Six of the patriarchs of the Christian Churches of the Middle East will be, for the first time ever, gathered together in the United States for the next three days. They will be meeting in Washington D.C. starting tomorrow.
 
This is important because the presence of the Christian community in the entire Middle East is now threatened, with hundreds of thousands fleeing the region, and thousands killed by the radical Islamic fighters of "ISIS" ("The Islamic State of Iraq and Syria").
 
 
FOR IMMEDIATE RELEASE
 
 
Washington Summit to Call Attention to Plight of Christians in the Middle East
 
Historic Gathering Will Feature Patriarchs from Middle East, Lawmakers and International Human Rights Activists
 
Washington – The deteriorating situation facing millions of Christians and other religious minorities in the Middle East will be the focus of a bipartisan and ecumenical conference in the nation's capital.
 
The three-day event sponsored by In Defense of Christians (IDC) will feature speakers from all over the globe.
 
The IDC Summit for Middle East Christians, whose theme is “Protecting and Preserving Christianity, Where It All Began”, will be the first occasion in history where six Christian Patriarchs from the Middle East will gather together in the United States.
 
IDC President Toufic Baaklini said, “For too long, Westerners have stood by, silent or unaware, while Christians and other groups in the Middle East have endured discrimination, persecution, and religious cleansing.
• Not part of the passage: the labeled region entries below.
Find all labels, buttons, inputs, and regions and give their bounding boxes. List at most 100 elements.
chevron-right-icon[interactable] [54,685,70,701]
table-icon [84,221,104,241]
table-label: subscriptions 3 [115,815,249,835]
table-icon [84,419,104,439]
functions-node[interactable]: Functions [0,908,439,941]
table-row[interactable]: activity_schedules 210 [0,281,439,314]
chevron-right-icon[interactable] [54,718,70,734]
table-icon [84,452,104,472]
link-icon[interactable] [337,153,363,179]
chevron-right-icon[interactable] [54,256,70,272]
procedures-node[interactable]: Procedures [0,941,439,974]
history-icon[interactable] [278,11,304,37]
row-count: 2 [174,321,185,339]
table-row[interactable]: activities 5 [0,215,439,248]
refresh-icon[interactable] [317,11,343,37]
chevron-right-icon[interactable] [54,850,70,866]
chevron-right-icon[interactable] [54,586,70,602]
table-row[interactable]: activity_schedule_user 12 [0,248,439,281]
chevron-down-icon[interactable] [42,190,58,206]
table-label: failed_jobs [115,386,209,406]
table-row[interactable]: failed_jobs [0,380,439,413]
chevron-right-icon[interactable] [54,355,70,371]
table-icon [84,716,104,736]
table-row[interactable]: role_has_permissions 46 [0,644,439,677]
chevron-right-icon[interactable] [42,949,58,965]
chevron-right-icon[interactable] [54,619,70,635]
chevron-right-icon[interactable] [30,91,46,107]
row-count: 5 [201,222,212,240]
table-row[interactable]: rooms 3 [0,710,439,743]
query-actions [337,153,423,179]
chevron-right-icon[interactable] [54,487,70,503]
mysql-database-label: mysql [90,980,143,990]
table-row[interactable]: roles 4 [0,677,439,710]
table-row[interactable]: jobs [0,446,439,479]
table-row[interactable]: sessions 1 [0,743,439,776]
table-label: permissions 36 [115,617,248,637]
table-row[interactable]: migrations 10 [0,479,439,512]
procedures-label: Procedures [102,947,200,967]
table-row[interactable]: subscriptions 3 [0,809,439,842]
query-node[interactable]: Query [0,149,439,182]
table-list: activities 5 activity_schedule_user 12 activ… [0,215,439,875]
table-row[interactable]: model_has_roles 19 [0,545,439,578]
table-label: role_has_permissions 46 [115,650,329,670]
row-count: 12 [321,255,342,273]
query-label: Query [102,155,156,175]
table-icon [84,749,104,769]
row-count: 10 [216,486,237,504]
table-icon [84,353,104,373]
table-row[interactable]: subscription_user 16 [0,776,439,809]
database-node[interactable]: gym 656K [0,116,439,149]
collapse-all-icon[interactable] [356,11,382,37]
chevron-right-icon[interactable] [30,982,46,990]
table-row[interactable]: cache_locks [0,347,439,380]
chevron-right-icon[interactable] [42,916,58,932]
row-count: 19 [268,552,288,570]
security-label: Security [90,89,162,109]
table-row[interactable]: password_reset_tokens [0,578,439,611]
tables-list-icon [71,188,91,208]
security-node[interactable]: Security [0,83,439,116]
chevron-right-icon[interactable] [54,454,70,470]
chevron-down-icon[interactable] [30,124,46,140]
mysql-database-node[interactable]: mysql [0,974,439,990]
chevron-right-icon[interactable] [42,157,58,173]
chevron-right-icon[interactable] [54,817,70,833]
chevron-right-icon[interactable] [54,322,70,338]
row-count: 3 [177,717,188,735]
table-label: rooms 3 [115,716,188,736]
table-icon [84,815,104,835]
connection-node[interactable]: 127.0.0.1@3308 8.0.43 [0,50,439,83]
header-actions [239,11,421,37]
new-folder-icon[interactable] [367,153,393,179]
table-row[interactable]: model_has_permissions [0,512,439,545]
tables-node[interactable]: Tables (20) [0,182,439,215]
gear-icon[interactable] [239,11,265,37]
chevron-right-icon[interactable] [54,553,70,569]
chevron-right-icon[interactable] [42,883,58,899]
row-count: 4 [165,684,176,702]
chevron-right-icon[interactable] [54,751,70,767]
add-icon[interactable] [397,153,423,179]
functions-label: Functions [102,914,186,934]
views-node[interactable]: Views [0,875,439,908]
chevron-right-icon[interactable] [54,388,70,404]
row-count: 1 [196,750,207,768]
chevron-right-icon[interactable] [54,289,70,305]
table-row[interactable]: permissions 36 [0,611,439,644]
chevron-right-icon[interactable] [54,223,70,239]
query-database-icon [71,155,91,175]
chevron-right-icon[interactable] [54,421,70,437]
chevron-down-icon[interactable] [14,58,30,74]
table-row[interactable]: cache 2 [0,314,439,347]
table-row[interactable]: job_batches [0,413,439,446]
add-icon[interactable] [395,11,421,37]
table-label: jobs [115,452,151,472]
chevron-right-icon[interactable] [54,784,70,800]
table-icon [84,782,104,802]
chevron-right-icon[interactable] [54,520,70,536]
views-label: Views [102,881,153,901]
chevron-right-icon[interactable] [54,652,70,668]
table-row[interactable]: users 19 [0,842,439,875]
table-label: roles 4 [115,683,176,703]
Today, as the Islamic State continues its genocidal campaign against Christians in Iraq and Syria, the globe is finally awakening to their plight. IDC exists to give voice to these voiceless people. In this hour of their greatest peril, they are in desperate need of support. We must act now.”
 
Baaklini stated: “To this end, IDC is hosting a historic global Summit for Middle East Christians, September 9-11, in Washington, D.C.
 
This summit will empower the Middle Eastern Christian Diaspora and energize the American people to stand in solidarity the ancient Christian communities of the Middle East. Their survival is vital to stability in the region, and their ability to flourish in their countries of origin has national security implications for the United States.”
 
Summit attendees will have the opportunity to meet with Members of Congress and their staff, policy makers, diplomats, human rights activists, and religious leaders. Speakers include:
 
* Maronite Patriarch Cardinal Rai;
* Syriac Patriarch Ignatius Aphrem II;
* Archbishop of Washington Donald Cardinal Wuerl;
* Leonardo Cardinal Sandri of the Vatican’s Prefect of the Congregation for
Oriental Churches;
* Senator Ted Cruz (R-TX);
* Senator Debbie Stabenow (R-MI);
* Congresswoman Anna Eshoo (D-CA);
* Congressman Ted Deutch (D-FL);
* Congresswoman Ileana Ros-Lehtinen (R-FL);
* Dr. James Zogby; and
* Nina Shea, Director of the Hudson Institute’s Center for Religious Freedom.
 
*****

In Defense of Christians (IDC) is a nonprofit, nonpartisan organization committed to the preservation and protection of Christians in the Middle East.